Learn 5 Ways to Improve Your Credit

April is financial literacy month, a time to learn how to take care of your finances. With lack of financial literacy resources taught in schools and tons of misinformation online most adults and young adults have to figure out financial concepts themselves. Here are five simple ways to improve your credit.


1) Understanding your credit

Your credit is examined in five sections including: open credit card utilization, percentage of on time payments, length of credit history, number of derogatory marks on your credit report and the amount of hard credit inquires. Every time you apply for a credit card, a loan, a house, or a car all of these things are processed and considered for approval or denial based off of your credit.

A lot of lenders will look at the age of your history and see how long your accounts have been open. Your credit history is very important. Canceling a card or closing an account decreases the average age of your credit accounts.

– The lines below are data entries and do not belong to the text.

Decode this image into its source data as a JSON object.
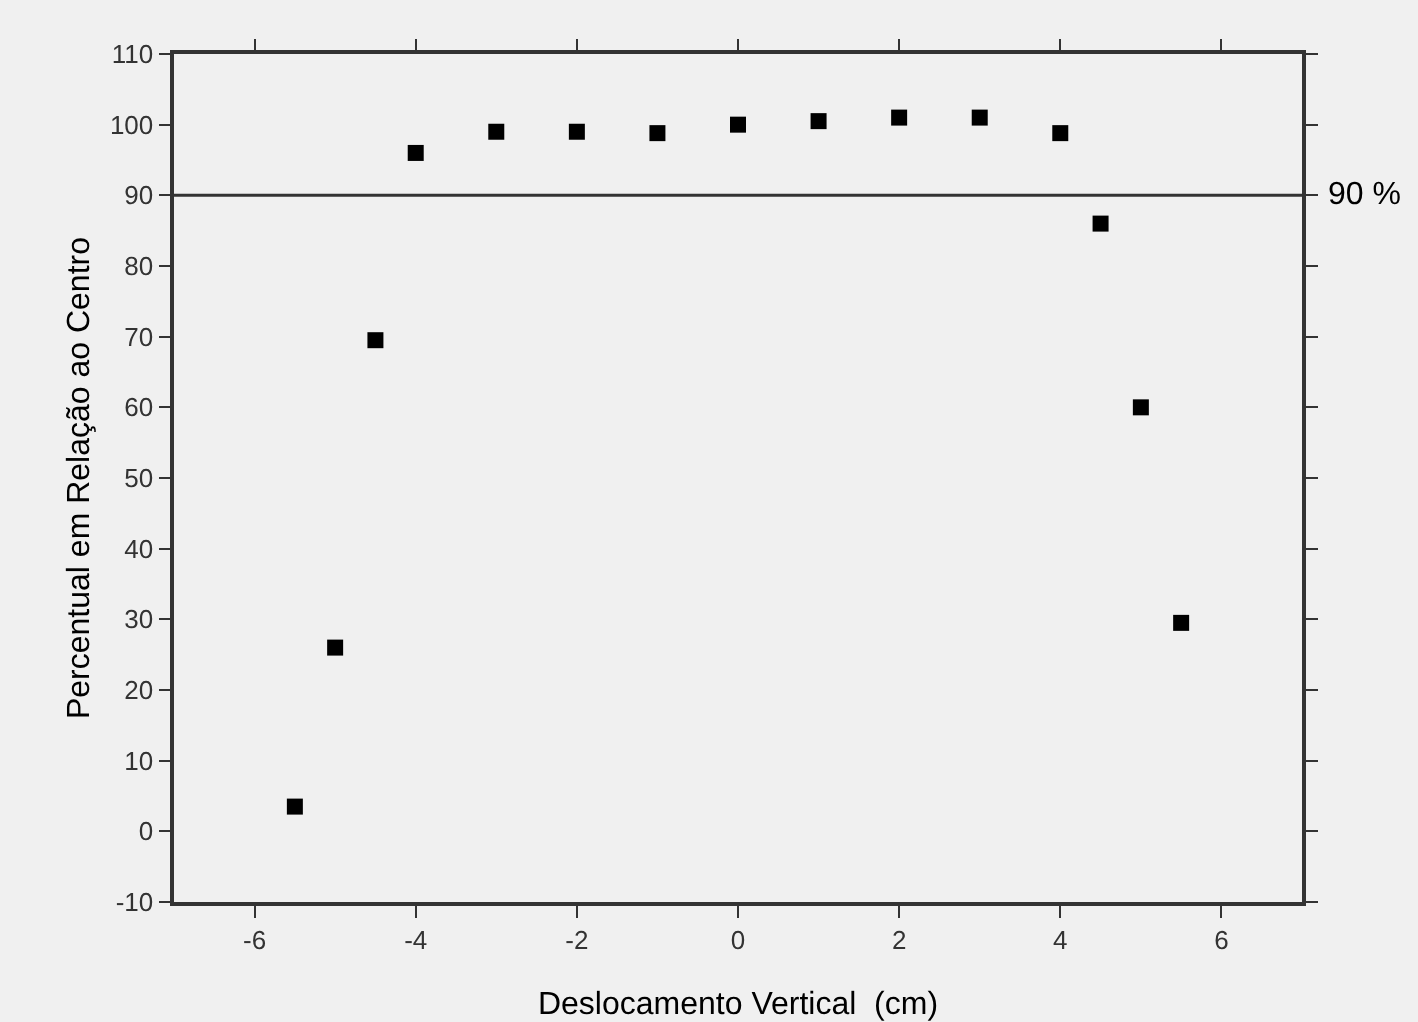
{
  "chart_data": {
    "type": "scatter",
    "xlabel": "Deslocamento Vertical  (cm)",
    "ylabel": "Percentual em Relação ao Centro",
    "x": [
      -5.5,
      -5,
      -4.5,
      -4,
      -3,
      -2,
      -1,
      0,
      1,
      2,
      3,
      4,
      4.5,
      5,
      5.5
    ],
    "series": [
      {
        "color": "#000000",
        "values": [
          3.5,
          26,
          69.5,
          96,
          99,
          99,
          98.8,
          100,
          100.5,
          101,
          101,
          98.8,
          86,
          60,
          29.5
        ]
      }
    ],
    "xlim": [
      -7,
      7
    ],
    "xticks": [
      -6,
      -4,
      -2,
      0,
      2,
      4,
      6
    ],
    "ylim": [
      -10,
      110
    ],
    "yticks": [
      -10,
      0,
      10,
      20,
      30,
      40,
      50,
      60,
      70,
      80,
      90,
      100,
      110
    ],
    "ref_lines": [
      {
        "axis": "y",
        "value": 90,
        "label": "90 %",
        "color": "#333333"
      }
    ],
    "marker": "square",
    "grid": false
  }
}
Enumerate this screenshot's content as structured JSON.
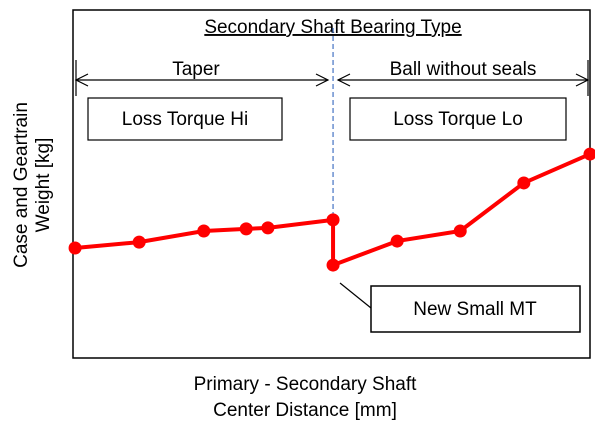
{
  "chart_data": {
    "type": "line",
    "title": "Secondary Shaft Bearing Type",
    "region_labels": [
      "Taper",
      "Ball without seals"
    ],
    "box_labels": [
      "Loss Torque Hi",
      "Loss Torque Lo"
    ],
    "annotation": "New Small MT",
    "x_label": [
      "Primary - Secondary Shaft",
      "Center Distance [mm]"
    ],
    "y_label": [
      "Case and Geartrain",
      "Weight [kg]"
    ],
    "x": [
      0.4,
      12.8,
      25.3,
      33.5,
      37.7,
      50.3,
      50.3,
      62.7,
      74.9,
      87.2,
      100
    ],
    "values": [
      31.6,
      33.3,
      36.5,
      37.1,
      37.4,
      39.7,
      26.7,
      33.6,
      36.5,
      50.3,
      58.6
    ],
    "color": "#ff0000",
    "xlim": [
      0,
      100
    ],
    "ylim": [
      0,
      100
    ]
  }
}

Websites like Credit Karma allow you to check and manage your credit score in depth and for free.

2) Credit Cards

The easiest way to maintain or build credit is by using a credit score responsibly. If you have bad to no credit you might qualify for a secured credit card which are backed by a cash deposit or a co-signer. If you have fair credit you might qualify for cards with a lower credit limit or lower rewards rates. If you have good to excellent credit you’ll qualify for maximum credit limits and the cards with the best reward programs.

Apply only for cards that you know you’re likely to get based on your credit score. Be mindful in knowing that every credit card application you apply for shaves points off of your score.

3) Reducing balances faster

Paying down your debt is one of the fastest ways to improve your credit. Paying your deadlines on time and paying more than the minimum balance towards your debt will have the biggest impact on your credit. If you pay your balance in full each month on or before the due date you won’t have to worry about paying interest. You only accrue interest when you carry a balance from one month to the next.

If you find yourself swimming in debt create a budget that includes your monthly income and expenses and see where you can cut costs. Then aim to pay off your most expensive debts, sort your credit card interests from highest to lowest then tackle your debt.

4) Knowing the impact of soft and hard inquiries

Hard inquiries normally occur when financial institutions such as a lender or credit card issuer checks your credit when making a lending decision. A hard inquiry could lower your score by a few points but be mindful of applying for a handful of credit cards at the same time. Multiple hard inquiries in a short period of time could consider you a high risk customer and can lower your score.

A soft inquiry typically occurs when a person or company checks your credit as a part of a background check. Unlike hard inquiries, soft inquiries won’t affect your credit score. Hard inquiries normally occur when you apply for a mortgage loan, apartment rental application, auto loans, credit card applications and student loans. Common soft inquiries often occur when you check your credit score on websites, check “pre-qualified” credit card offers or insurance quotes and employment verification.

5) Practicing Patience

Improving your credit may take a while but overtime as your credit history grows and old inquiries fall off you will have a stable consistency that will impact your score.
Once you start taking proper care of your credit you’ll be able to sit back and relax and enjoy the benefits of great credit for years to come.